How digital ecosystem is changing India?
- Jan-Dhan-Aadhaar-Mobile (JAM) trinity: Ensuring delivery of government schemes to its beneficiaries without leakage or misuse.
- SVAMITVA Yojana: Provided digital land records to the rightful owners by leveraging the power of drones and GIS technologies.
- Bharat Net: provided high-speed broadband to all the village.
- Common Service Centers (CSCs): offering banking, insurance, state and central government services, passport and PAN card services, digital literacy, rural eCommerce services and pre-litigation advice etc.
- Digital payments revolution: UPI and Aadhaar-Enabled Payment Systems (AEPS), AEPS-based micro-ATM at CSCs and post offices.
How this growth is posing challenges?
- It raises the need of reasonable safeguards for an inclusive and stable ecosystem.

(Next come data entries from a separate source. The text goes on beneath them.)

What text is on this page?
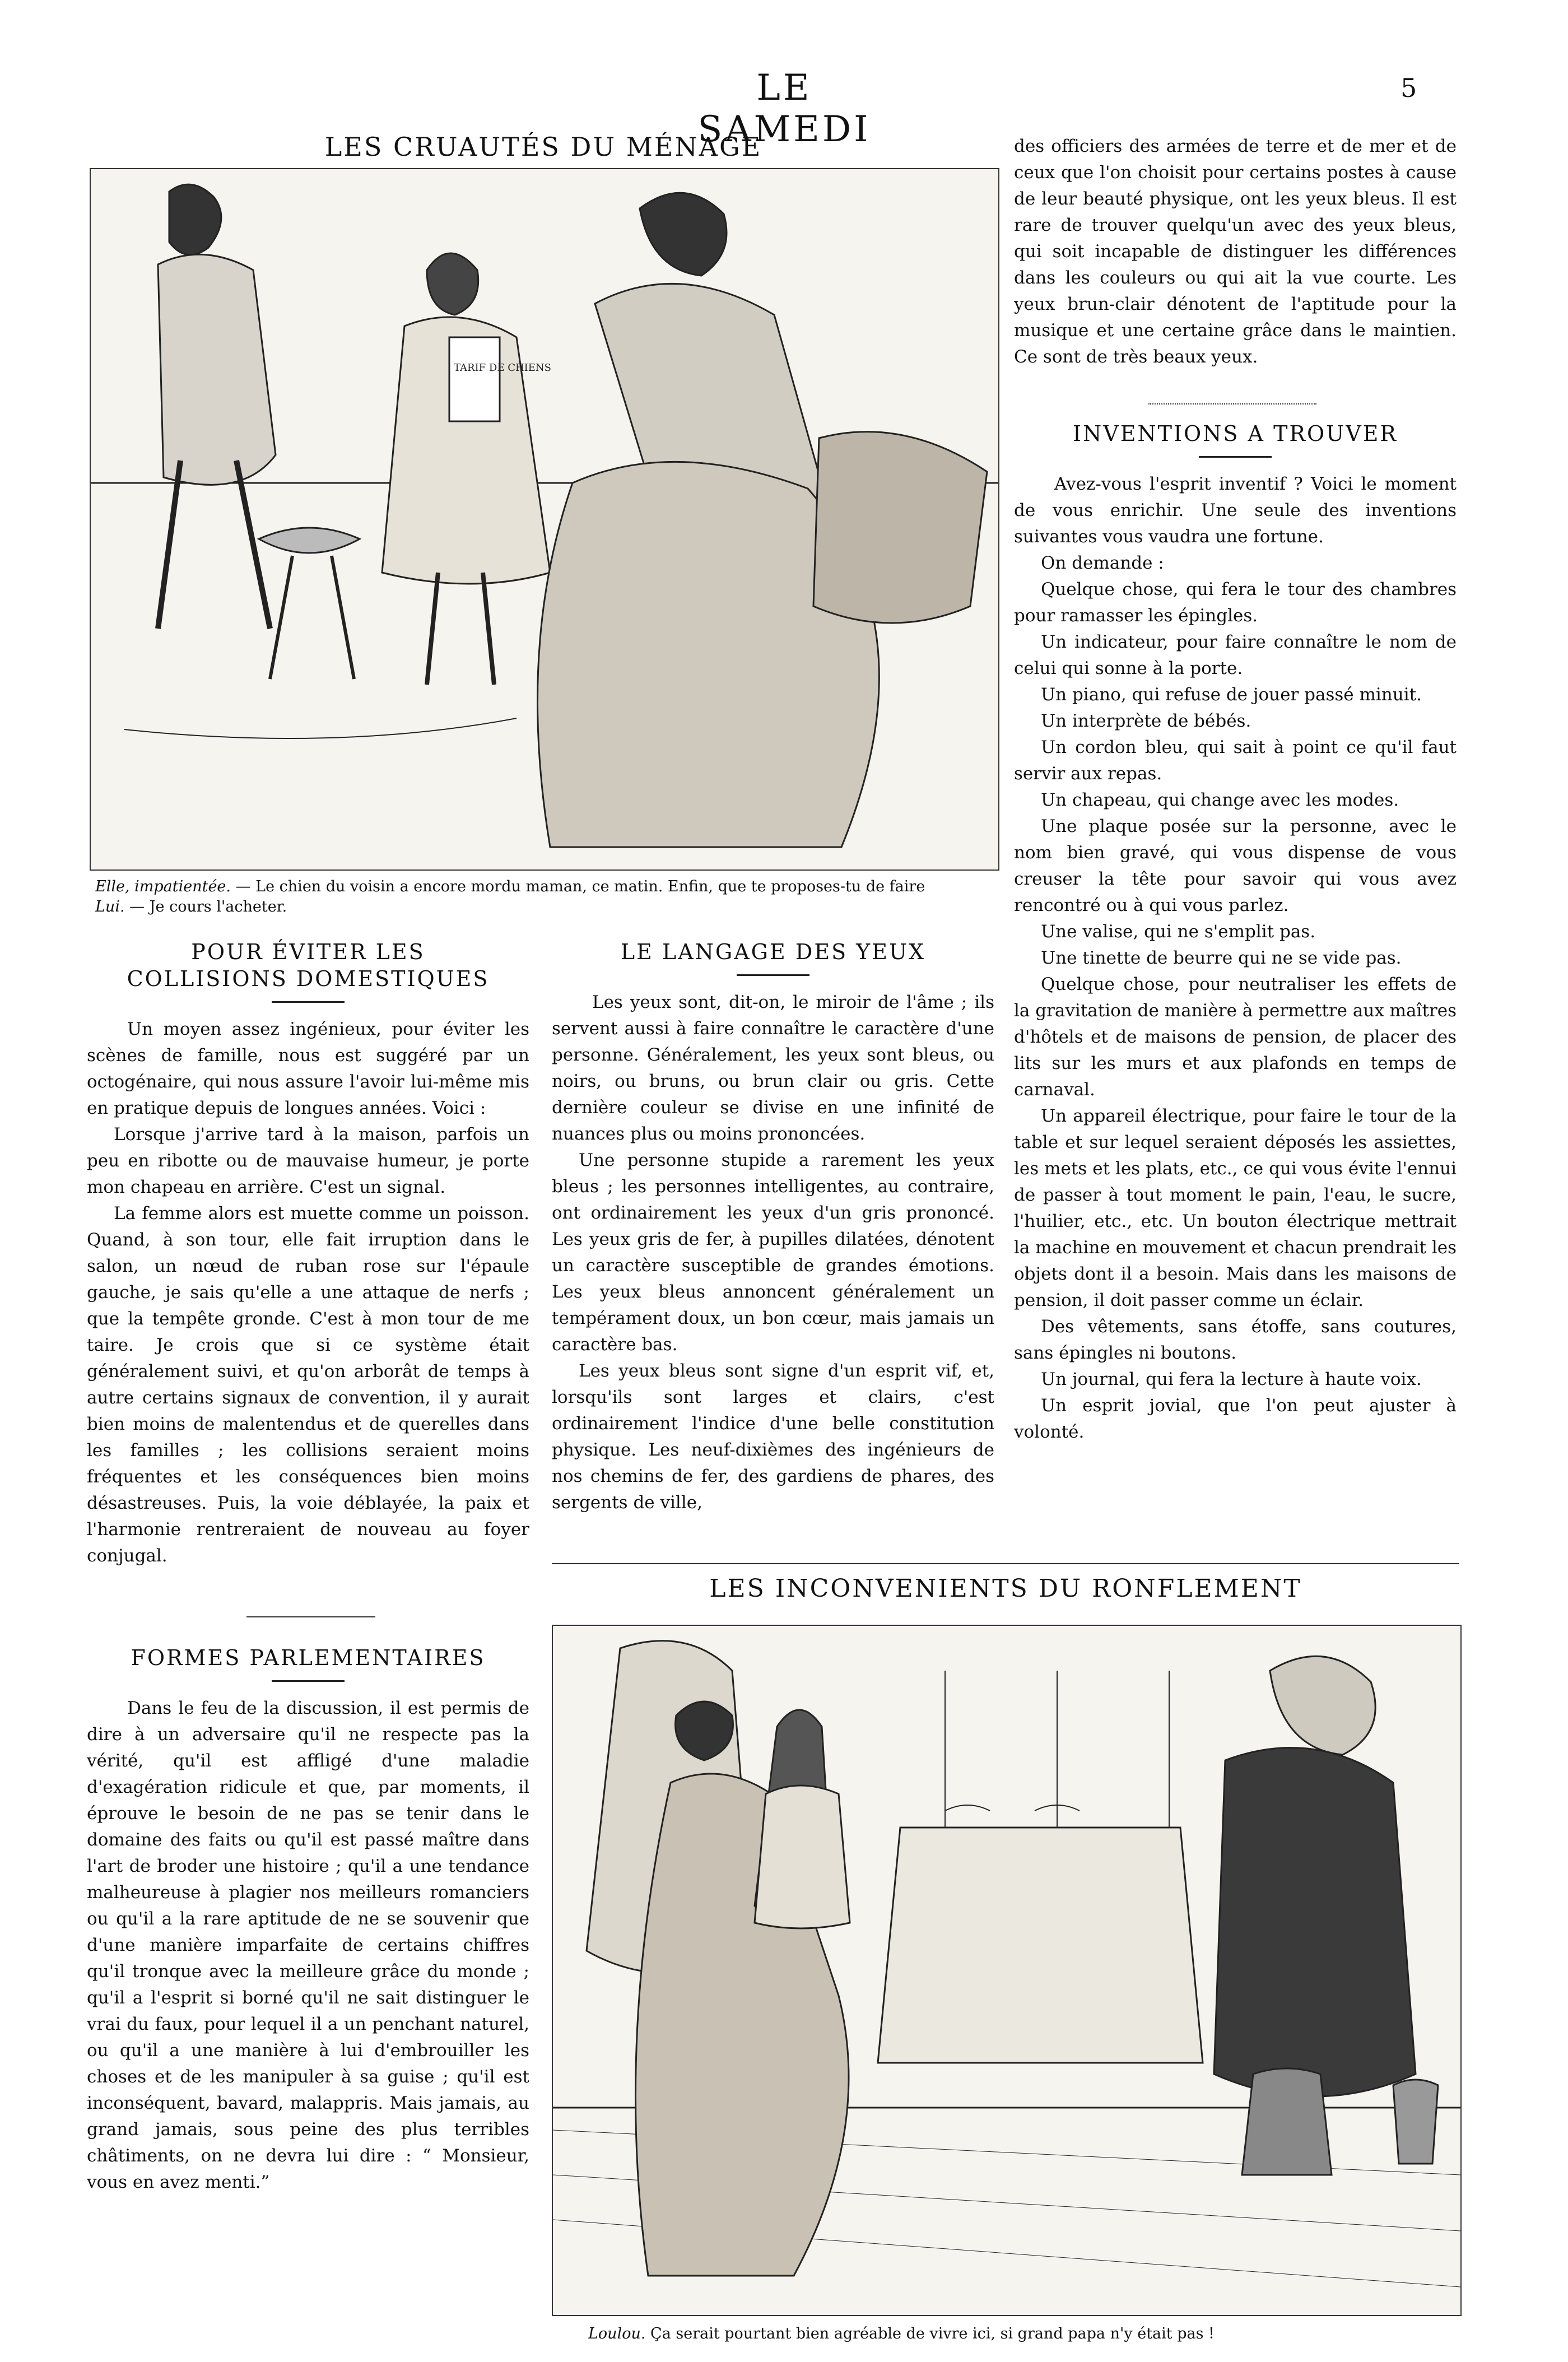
LE SAMEDI
5
LES CRUAUTÉS DU MÉNAGE
TARIF DE CHIENS
Elle, impatientée. — Le chien du voisin a encore mordu maman, ce matin. Enfin, que te proposes-tu de faire
Lui. — Je cours l'acheter.
POUR ÉVITER LES COLLISIONS DOMESTIQUES

Un moyen assez ingénieux, pour éviter les scènes de famille, nous est suggéré par un octogénaire, qui nous assure l'avoir lui-même mis en pratique depuis de longues années. Voici :

Lorsque j'arrive tard à la maison, parfois un peu en ribotte ou de mauvaise humeur, je porte mon chapeau en arrière. C'est un signal.

La femme alors est muette comme un poisson. Quand, à son tour, elle fait irruption dans le salon, un nœud de ruban rose sur l'épaule gauche, je sais qu'elle a une attaque de nerfs ; que la tempête gronde. C'est à mon tour de me taire. Je crois que si ce système était généralement suivi, et qu'on arborât de temps à autre certains signaux de convention, il y aurait bien moins de malentendus et de querelles dans les familles ; les collisions seraient moins fréquentes et les conséquences bien moins désastreuses. Puis, la voie déblayée, la paix et l'harmonie rentreraient de nouveau au foyer conjugal.

FORMES PARLEMENTAIRES

Dans le feu de la discussion, il est permis de dire à un adversaire qu'il ne respecte pas la vérité, qu'il est affligé d'une maladie d'exagération ridicule et que, par moments, il éprouve le besoin de ne pas se tenir dans le domaine des faits ou qu'il est passé maître dans l'art de broder une histoire ; qu'il a une tendance malheureuse à plagier nos meilleurs romanciers ou qu'il a la rare aptitude de ne se souvenir que d'une manière imparfaite de certains chiffres qu'il tronque avec la meilleure grâce du monde ; qu'il a l'esprit si borné qu'il ne sait distinguer le vrai du faux, pour lequel il a un penchant naturel, ou qu'il a une manière à lui d'embrouiller les choses et de les manipuler à sa guise ; qu'il est inconséquent, bavard, malappris. Mais jamais, au grand jamais, sous peine des plus terribles châtiments, on ne devra lui dire : “ Monsieur, vous en avez menti.”

LE LANGAGE DES YEUX

Les yeux sont, dit-on, le miroir de l'âme ; ils servent aussi à faire connaître le caractère d'une personne. Généralement, les yeux sont bleus, ou noirs, ou bruns, ou brun clair ou gris. Cette dernière couleur se divise en une infinité de nuances plus ou moins prononcées.

Une personne stupide a rarement les yeux bleus ; les personnes intelligentes, au contraire, ont ordinairement les yeux d'un gris prononcé. Les yeux gris de fer, à pupilles dilatées, dénotent un caractère susceptible de grandes émotions. Les yeux bleus annoncent généralement un tempérament doux, un bon cœur, mais jamais un caractère bas.

Les yeux bleus sont signe d'un esprit vif, et, lorsqu'ils sont larges et clairs, c'est ordinairement l'indice d'une belle constitution physique. Les neuf-dixièmes des ingénieurs de nos chemins de fer, des gardiens de phares, des sergents de ville,

des officiers des armées de terre et de mer et de ceux que l'on choisit pour certains postes à cause de leur beauté physique, ont les yeux bleus. Il est rare de trouver quelqu'un avec des yeux bleus, qui soit incapable de distinguer les différences dans les couleurs ou qui ait la vue courte. Les yeux brun-clair dénotent de l'aptitude pour la musique et une certaine grâce dans le maintien. Ce sont de très beaux yeux.

INVENTIONS A TROUVER

Avez-vous l'esprit inventif ? Voici le moment de vous enrichir. Une seule des inventions suivantes vous vaudra une fortune.

On demande :

Quelque chose, qui fera le tour des chambres pour ramasser les épingles.

Un indicateur, pour faire connaître le nom de celui qui sonne à la porte.

Un piano, qui refuse de jouer passé minuit.

Un interprète de bébés.

Un cordon bleu, qui sait à point ce qu'il faut servir aux repas.

Un chapeau, qui change avec les modes.

Une plaque posée sur la personne, avec le nom bien gravé, qui vous dispense de vous creuser la tête pour savoir qui vous avez rencontré ou à qui vous parlez.

Une valise, qui ne s'emplit pas.

Une tinette de beurre qui ne se vide pas.

Quelque chose, pour neutraliser les effets de la gravitation de manière à permettre aux maîtres d'hôtels et de maisons de pension, de placer des lits sur les murs et aux plafonds en temps de carnaval.

Un appareil électrique, pour faire le tour de la table et sur lequel seraient déposés les assiettes, les mets et les plats, etc., ce qui vous évite l'ennui de passer à tout moment le pain, l'eau, le sucre, l'huilier, etc., etc. Un bouton électrique mettrait la machine en mouvement et chacun prendrait les objets dont il a besoin. Mais dans les maisons de pension, il doit passer comme un éclair.

Des vêtements, sans étoffe, sans coutures, sans épingles ni boutons.

Un journal, qui fera la lecture à haute voix.

Un esprit jovial, que l'on peut ajuster à volonté.

LES INCONVENIENTS DU RONFLEMENT
Loulou. Ça serait pourtant bien agréable de vivre ici, si grand papa n'y était pas !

- Issues arises such as consumer and data protection, privacy, payment safety, etc.
Recent Government measures for regulating the sector:
- In 2022 itself, the Ministry of Electronics and Information Technology (MeitY) has announced the
- draft amendment to the IT Rules 2021 (June 2022)
- the draft India Data Accessibility and Use Policy (February 2022)
- National Data Governance Framework Policy (May 2022)
- the New cyber security directions (April 2022)
- India is also working on a complete overhaul of its technology policies and is expected to soon come out with a replacement of its IT Act, 2000, which is expected to look at ensuring net neutrality and algorithmic accountability of social media platforms, among other things.
- A co-regulation model with components of a statutory oversight body, industry-led self-governance and multi-tiered grievance redressal mechanisms.
- Encouraging innovation and limiting unintended negative consensus.
- Amendments in existing laws as well as allocation of business across ministries.
- Digital Services Act (DSA): The European Union (EU) has given final approval to online safety-focused legislation, which is an overhaul of the region’s social media and e-commerce rules.
- US and Australia, also catching up: The US and Australian initiatives are still brewing, as are those in several other parts of the world. The principles of regulation are mostly aligned, reflecting their unease with the inconceivable growth and influence of Big Tech.